Whether the tendency to give a ‘Smiley-No’ when we are truly frightened comes from nature or nurture, the fact that it’s so ingrained is all the more reason to actively break the habit by practicing.

10. I’m breaking my own rule about only posting linking to things I think are worth rereading and sharing, but how could I not link to something that contains these arguments?

Once both heterosexual marriage and gay marriage are legal, there will be no reason to prohibit bisexual marriage.

and

The secular case for polyamory will go something like this: If it’s legal to be right handed, and legal to be left handed, then it should be legal to be ambidextrous.

11. So I’ve said this several times now, but go read Worm. I can’t say you won’t regret it–it will certainly suck you in and eat up your free time, but it will be SO WORTH IT.

Comments

  1. Subtract Hominem, a product of Nauseam says

    About #4:
    I actually prefer clinicians using terms like “suicidal ideation,” “irritability,” or “anhedonia,” since they’re more precise than the vague everyday-language equivalents and carry certain connotations that questions like “how grumpy have you been lately?” or “have you been thinking of offing yourself much?” etc. don’t quite get to. Then again, I realize that my experiences in the medical realm aren’t the same as everyone else’s, and there’s probably good reasons I see those subtleties where others may or may not.

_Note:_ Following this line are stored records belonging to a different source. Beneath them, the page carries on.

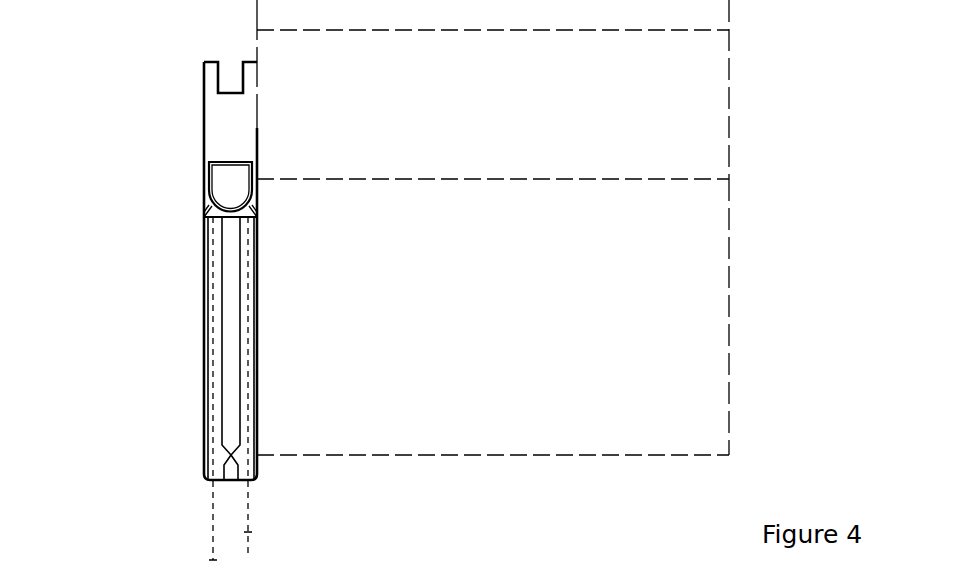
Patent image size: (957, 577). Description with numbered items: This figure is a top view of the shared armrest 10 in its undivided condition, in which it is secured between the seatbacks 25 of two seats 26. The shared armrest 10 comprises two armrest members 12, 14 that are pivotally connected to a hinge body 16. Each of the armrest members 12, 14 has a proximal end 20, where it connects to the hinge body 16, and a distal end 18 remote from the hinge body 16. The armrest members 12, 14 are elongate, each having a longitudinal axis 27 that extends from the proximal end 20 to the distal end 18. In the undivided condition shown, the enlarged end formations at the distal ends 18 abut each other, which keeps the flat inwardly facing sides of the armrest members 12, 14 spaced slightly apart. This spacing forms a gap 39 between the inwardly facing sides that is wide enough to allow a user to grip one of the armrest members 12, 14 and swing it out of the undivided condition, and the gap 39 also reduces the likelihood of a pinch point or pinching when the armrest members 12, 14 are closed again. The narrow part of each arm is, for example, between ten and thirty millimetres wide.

The shared armrest 10 is at (138, 348).
The armrest member 12 is at (204, 468).
The armrest member 14 is at (256, 481).
The hinge body 16 is at (217, 127).
The distal end 18 is at (213, 500).
The proximal end 20 is at (197, 210).
The seatback 25 is at (713, 78).
The seat 26 is at (707, 355).
The longitudinal axis 27 is at (213, 560).
The gap 39 is at (223, 344).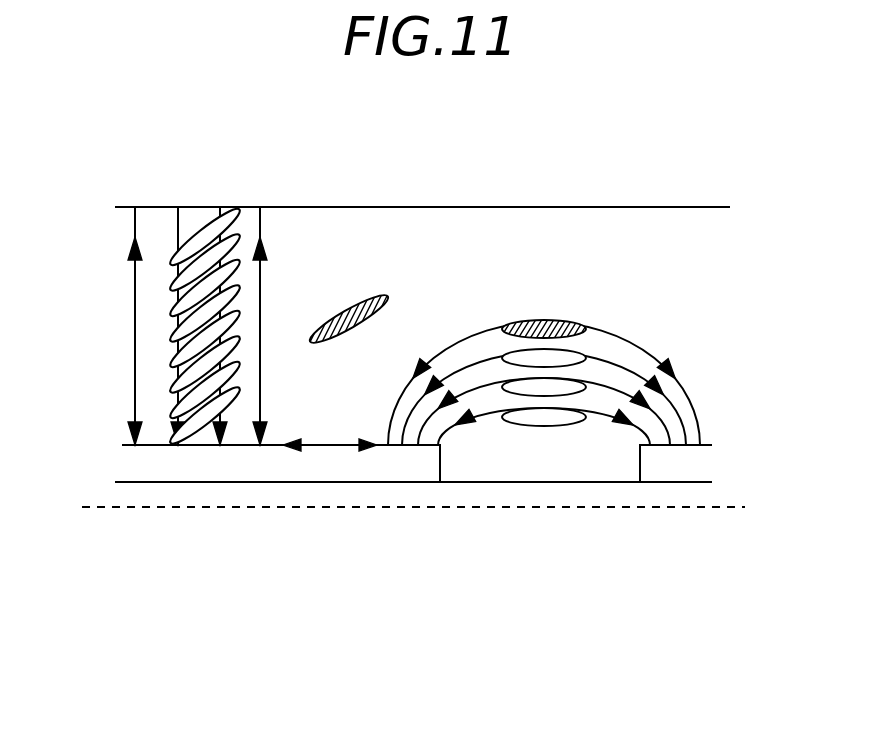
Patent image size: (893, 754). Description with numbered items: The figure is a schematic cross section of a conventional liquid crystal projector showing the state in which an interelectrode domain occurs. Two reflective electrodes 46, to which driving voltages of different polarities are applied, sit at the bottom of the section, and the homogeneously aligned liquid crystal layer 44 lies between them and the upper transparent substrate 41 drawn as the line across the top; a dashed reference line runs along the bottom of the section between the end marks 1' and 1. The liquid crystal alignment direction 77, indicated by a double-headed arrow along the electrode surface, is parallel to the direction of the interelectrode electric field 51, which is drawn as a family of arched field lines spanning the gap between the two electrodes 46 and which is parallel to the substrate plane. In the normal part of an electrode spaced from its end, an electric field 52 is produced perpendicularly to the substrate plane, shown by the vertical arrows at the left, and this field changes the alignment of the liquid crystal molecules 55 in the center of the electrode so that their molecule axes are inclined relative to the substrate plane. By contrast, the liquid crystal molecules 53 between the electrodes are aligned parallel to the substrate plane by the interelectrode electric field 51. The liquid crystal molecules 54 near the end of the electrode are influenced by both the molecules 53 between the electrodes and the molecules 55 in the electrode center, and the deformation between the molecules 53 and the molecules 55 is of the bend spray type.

    _________________________________

    About #8:
    I used to play Frogger when I was a kid, and now I jaywalk regularly. Explain that, science!

    • Kate Donovan says

      I’m the same way w/r/t #4 too. I can *usually* get clinicians to use the language that’s more precise by using it at them, like saying “well, I have invasive thoughts about X, and met criteria for anorexia, but now EDNOS” if that doesn’t work, I’ll point out what I’m studying, etc. But I’ve also had to downgrade the terminology I use when people just stared…”what do you mean anny-donya?”